Netflix adds popular show rankings

The feature is akin to Twitter's trending column

One of the primary knocks on Netflix over the years, in addition to its algorithm-based decision-making and lack of movies from before 1980, has been its traditional lack of transparency. 

The company, while its status as a public company requires it to release subscriber numbers and other such data, hasn’t ever revealed exact figures of how many people are watching its shows, or of which shows are the most popular. 

Netflix still isn’t doing that, but the company this week began listing something in every user’s menu it hasn’t ever made public before: The top ten shows in each region. The list can also be separated into movie and TV lists. 

The company announced the change in a blog post, and launched it this week. As of Wednesday night, reality show Love is Blind is trending #1 in the U.S., followed by the Joan Didion-adapted movie The Last Thing He Wanted, starring Anne Hathaway and Ben Affleck, which has gained major viewership despite horrific buzz out of Sundance and brutal early reviews. 

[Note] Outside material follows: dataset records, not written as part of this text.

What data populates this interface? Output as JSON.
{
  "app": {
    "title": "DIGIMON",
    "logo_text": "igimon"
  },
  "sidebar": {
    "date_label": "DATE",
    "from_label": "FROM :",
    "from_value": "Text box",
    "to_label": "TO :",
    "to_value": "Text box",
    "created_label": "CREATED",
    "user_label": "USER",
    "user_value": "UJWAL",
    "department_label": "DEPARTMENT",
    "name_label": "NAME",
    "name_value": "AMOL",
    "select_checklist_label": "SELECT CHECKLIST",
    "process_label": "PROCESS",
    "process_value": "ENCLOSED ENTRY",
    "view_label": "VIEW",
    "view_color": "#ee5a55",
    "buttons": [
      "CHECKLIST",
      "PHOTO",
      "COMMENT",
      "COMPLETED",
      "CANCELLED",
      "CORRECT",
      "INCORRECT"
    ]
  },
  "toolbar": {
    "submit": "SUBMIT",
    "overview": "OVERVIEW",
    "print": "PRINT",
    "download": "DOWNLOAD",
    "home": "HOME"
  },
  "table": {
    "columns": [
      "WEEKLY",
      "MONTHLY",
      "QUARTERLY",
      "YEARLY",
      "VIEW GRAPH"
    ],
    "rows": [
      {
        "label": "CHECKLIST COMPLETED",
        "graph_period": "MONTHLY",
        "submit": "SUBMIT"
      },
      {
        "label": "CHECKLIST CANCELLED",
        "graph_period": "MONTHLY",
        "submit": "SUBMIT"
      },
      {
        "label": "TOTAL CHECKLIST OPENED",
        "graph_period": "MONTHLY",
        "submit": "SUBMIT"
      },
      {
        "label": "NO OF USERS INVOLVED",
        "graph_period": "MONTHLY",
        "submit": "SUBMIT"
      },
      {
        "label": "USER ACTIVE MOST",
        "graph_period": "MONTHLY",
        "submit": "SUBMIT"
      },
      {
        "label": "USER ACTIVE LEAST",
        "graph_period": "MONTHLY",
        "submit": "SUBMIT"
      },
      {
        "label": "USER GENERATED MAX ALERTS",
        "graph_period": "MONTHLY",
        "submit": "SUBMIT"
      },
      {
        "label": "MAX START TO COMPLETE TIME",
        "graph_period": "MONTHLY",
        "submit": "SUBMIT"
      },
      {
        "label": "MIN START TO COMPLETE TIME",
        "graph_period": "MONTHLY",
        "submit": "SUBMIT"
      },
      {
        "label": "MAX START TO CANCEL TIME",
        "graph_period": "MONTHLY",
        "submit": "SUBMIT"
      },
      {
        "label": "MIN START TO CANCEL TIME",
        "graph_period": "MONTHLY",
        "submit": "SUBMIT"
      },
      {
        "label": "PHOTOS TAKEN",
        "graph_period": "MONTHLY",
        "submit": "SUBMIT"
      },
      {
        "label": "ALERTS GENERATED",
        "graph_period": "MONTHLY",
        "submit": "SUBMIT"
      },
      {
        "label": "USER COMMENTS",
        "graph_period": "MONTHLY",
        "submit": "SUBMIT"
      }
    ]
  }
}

Narcos: Mexico, Locke & Key, and Gentefied, all new-ish seasons of Netflix originals, round out the top five. Pete Davidson’s recently released comedy special, Alive From New York, is sixth, while the long-running series The Office is ninth. 

In a blog post announcing the change, the company had been testing the feature for over six months in the U.K. and Mexico. 

“When you watch a great movie or TV show, you share it with family and friends, or talk about it at work, so other people can enjoy it too,” Cameron Johnson, the company’s head of Product Innovation, said in the post. “We hope these top 10 lists will help create more of these shared moments, while also helping all of us find something to watch more quickly and easily.” 

The feature does not offer actual viewership numbers for the shows and movies, and is more akin to Twitter’s trending column, or perhaps  the “most popular articles” features on newspaper websites. 

The change is a welcome move towards transparency, although there is one way to imagine it coming back to bite the company. What if this year’s version of The Irishman, or a super-prominent comedy special, fails to crack the top ten? Wouldn’t it be embarrassing for Netflix to drop nine figures on a project, and not have it register as one of the platform’s most popular shows?